EVIDENCE ACQUISITION: A systematic review of the published literature between October 2012 and August 2016 was performed using PubMed, Medline and Embase databases. Articles published in the English language that reported the rate of bioresorbable scaffold thrombosis according to Academic Research Consortium criteria were included. Titles and abstracts were screened independently by two authors and further evaluated and assessed for study details, population characteristics and scaffold thrombosis rates. Scaffold thrombosis rates were pooled with meta-analysis using a random effect model. Meta-regression was performed to explore the predictors of device thrombosis. Randomized clinical trials (RCT), observational registries and case series of patients with obstructive coronary artery disease treated with the ABSORB bioresorbable scaffolds (BVS) that reported the rate of definite or probable scaffold thrombosis and the time of the event after implantation (i.e., acute, sub-acute, late and very late) were selected.

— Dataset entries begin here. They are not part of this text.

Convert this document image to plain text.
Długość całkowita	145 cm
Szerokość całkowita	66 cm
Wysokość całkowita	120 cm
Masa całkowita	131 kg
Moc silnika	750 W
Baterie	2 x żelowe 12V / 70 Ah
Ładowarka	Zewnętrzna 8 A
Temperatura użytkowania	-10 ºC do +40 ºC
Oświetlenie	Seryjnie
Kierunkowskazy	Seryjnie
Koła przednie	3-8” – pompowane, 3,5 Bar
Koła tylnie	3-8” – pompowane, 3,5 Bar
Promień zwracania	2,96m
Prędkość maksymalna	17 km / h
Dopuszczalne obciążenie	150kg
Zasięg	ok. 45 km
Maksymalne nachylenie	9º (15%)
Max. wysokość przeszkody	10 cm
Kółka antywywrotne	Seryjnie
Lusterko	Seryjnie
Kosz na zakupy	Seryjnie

EVIDENCE SYNTHESIS: Overall, 16,830 patients treated with ABSORB BVS in 59 studies were included. A total of 261 definite or probable scaffold thrombosis (ScT) were identified and included in the present analysis. The overall rate of definite or probable ScT was 1.8% (CI 95% 1.6% to 2.0%) the median follow-up was 12.0 months (interquartile range 7.5 to 15). The rate of very late definite or probable ScT was 1.1% (95% CI 0.7% to 1.6%; 10 studies, 2,622 patients). A higher rate of definite and probable scaffold thrombosis was found in studies with patients presenting with acute myocardial infarction (3.6% vs. 2.1%, Q=0.436, df=1, p=0.035). In the meta-regression analysis, the residual per cent diameter stenosis was the only factor associated with ST after scaffold implantation (coefficient 0.091, 95% CI -0.0009 to 0.183, p=0.052).
CONCLUSIONS: Using the largest available dataset of patients treated in randomized trials and observational registries, the present meta-analysis shows that the overall rate of definite or probable ScT is 1.8%, with a rate of very late ST of 1.1%. Residual stenosis after scaffold implantation was associated with the occurrence of scaffold thrombosis.